9. ORGANISED TRADING FACILITY
The consultation document provides drafting legal text transposing the new OTF trading venue activity (a new section 25DA RAO). There are few surprised here. Helpfully, however, the Amendment Order 2016 allows applications under Part 4A of FSMA for OTF status to be submitted ahead of the application of MiFID on 3 January 2017. Apart from good-planning, this suggests that the FCA is expecting its letterbox to be relatively busy around this time.
This line of pragmatism is extended further by the proposal that certain elements of the regime be left to FCA rules rather than hardwired into the authorisation process (a case in point is how exactly an OTF will notify the FCA that it has secured client consent to engage in matched principal trading in certain instruments).
10. BINARY OPTIONS
The section of the consultation paper on binary options is separate from the UK's obligations to transpose MiFID II. It is a result of a change of position in relation to the classification of binary options (a contract that pays a fixed sum if the option is exercised or expires in the money, or nothing at all if exercised/expires out of the money). At the time of MiFID I it was considered that these options were more akin to gambling than investments and therefore considered to sit outside of the RAO framework and were supervised by the Gambling Commission. This rather neat explanation is somewhat muddied by the counter-intuitive current position where the FCA formally regulates sports spread betting. Whether Manchester United win next weekend is something that you would not expect the average financial regulator to be overly concerned with. Following this observation through there is the hint of concern that in bringing binary options into the regulatory perimeter the FCA will be burdened with yet more seemingly non-financial instruments to regulate.

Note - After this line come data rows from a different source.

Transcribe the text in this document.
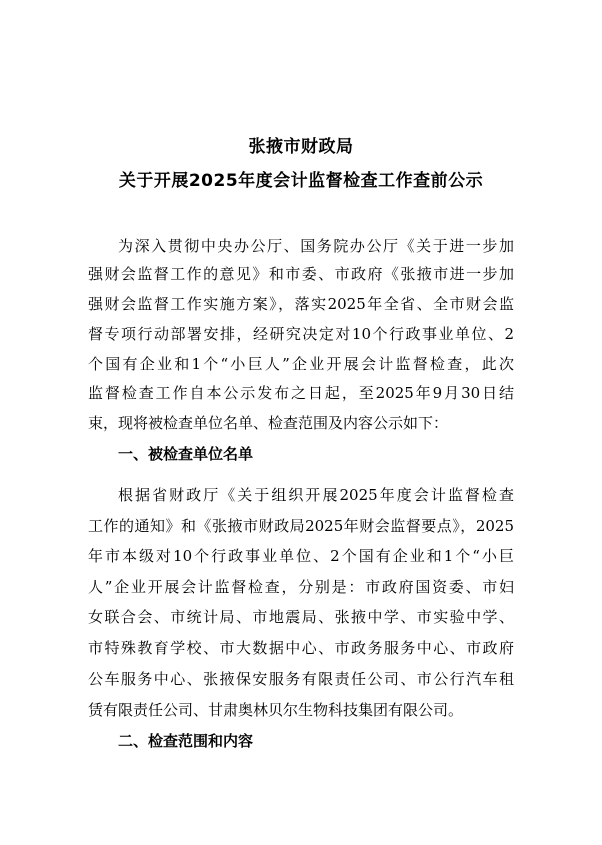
张掖市财政局
关于开展2025年度会计监督检查工作查前公示
为深入贯彻中央办公厅、国务院办公厅《关于进一步加
强财会监督工作的意见》和市委、市政府《张掖市进一步加
强财会监督工作实施方案》，落实2025年全省、全市财会监
督专项行动部署安排，经研究决定对10个行政事业单位、2
个国有企业和1个“小巨人”企业开展会计监督检查，此次
监督检查工作自本公示发布之日起，至2025年9月30日结
束，现将被检查单位名单、检查范围及内容公示如下：
一、被检查单位名单
根据省财政厅《关于组织开展2025年度会计监督检查
工作的通知》和《张掖市财政局2025年财会监督要点》，2025
年市本级对10个行政事业单位、2个国有企业和1个“小巨
人”企业开展会计监督检查，分别是：市政府国资委、市妇
女联合会、市统计局、市地震局、张掖中学、市实验中学、
市特殊教育学校、市大数据中心、市政务服务中心、市政府
公车服务中心、张掖保安服务有限责任公司、市公行汽车租
赁有限责任公司、甘肃奥林贝尔生物科技集团有限公司。
二、检查范围和内容
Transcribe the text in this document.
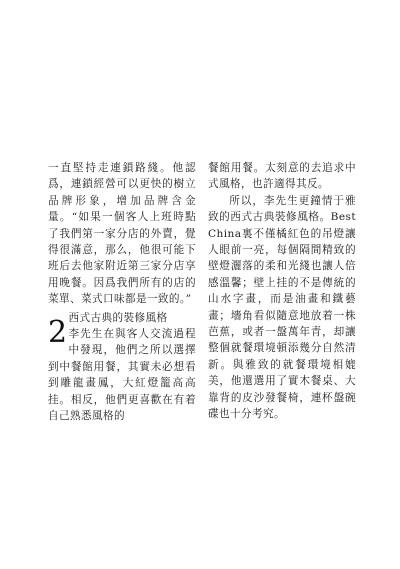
一直堅持走連鎖路綫。他認爲，連鎖經營可以更快的樹立品牌形象，增加品牌含金量。“如果一個客人上班時點了我們第一家分店的外賣，覺得很滿意，那么，他很可能下班后去他家附近第三家分店享用晚餐。因爲我們所有的店的菜單、菜式口味都是一致的。”

2 西式古典的裝修風格
李先生在與客人交流過程中發現，他們之所以選擇到中餐館用餐，其實未必想看到雕龍畫鳳，大紅燈籠高高挂。相反，他們更喜歡在有着自己熟悉風格的

餐館用餐。太刻意的去追求中式風格，也許適得其反。

所以，李先生更鐘情于雅致的西式古典裝修風格。Best China裏不僅橘紅色的吊燈讓人眼前一亮，每個隔間精致的壁燈灑落的柔和光綫也讓人倍感溫馨；壁上挂的不是傳統的山水字畫，而是油畫和鐵藝畫；墻角看似隨意地放着一株芭蕉，或者一盤萬年青，却讓整個就餐環境頓添幾分自然清新。與雅致的就餐環境相媲美，他還選用了實木餐桌、大靠背的皮沙發餐椅，連杯盤碗碟也十分考究。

To see this one has to look carefully at the questions asked by the consultation paper. The basic proposed position is that binary options where they relate to specific underlying's will be considered MiFID financial instruments. This seems understandable and amendments have been made to Article 85 RAO to ensure this happens, by applying this article to instruments covered by paragraphs 4 to 7 and 10 of Section C of Annex 1 to MiFID (or where Article 38 of the Community Regulation 1287/2006/EC applies). Again the logic behind this seems sound, but the problems presumably start arising in relation to instruments relating to 10 Section C of Annex 1 MiFID, which includes climatic variables. This would leave the FCA not only concerned with the sporting section of the newspaper but also the weather. Anyone want to place a bet (sorry, we mean an investment) on whether the summer of 2015 will be a long one?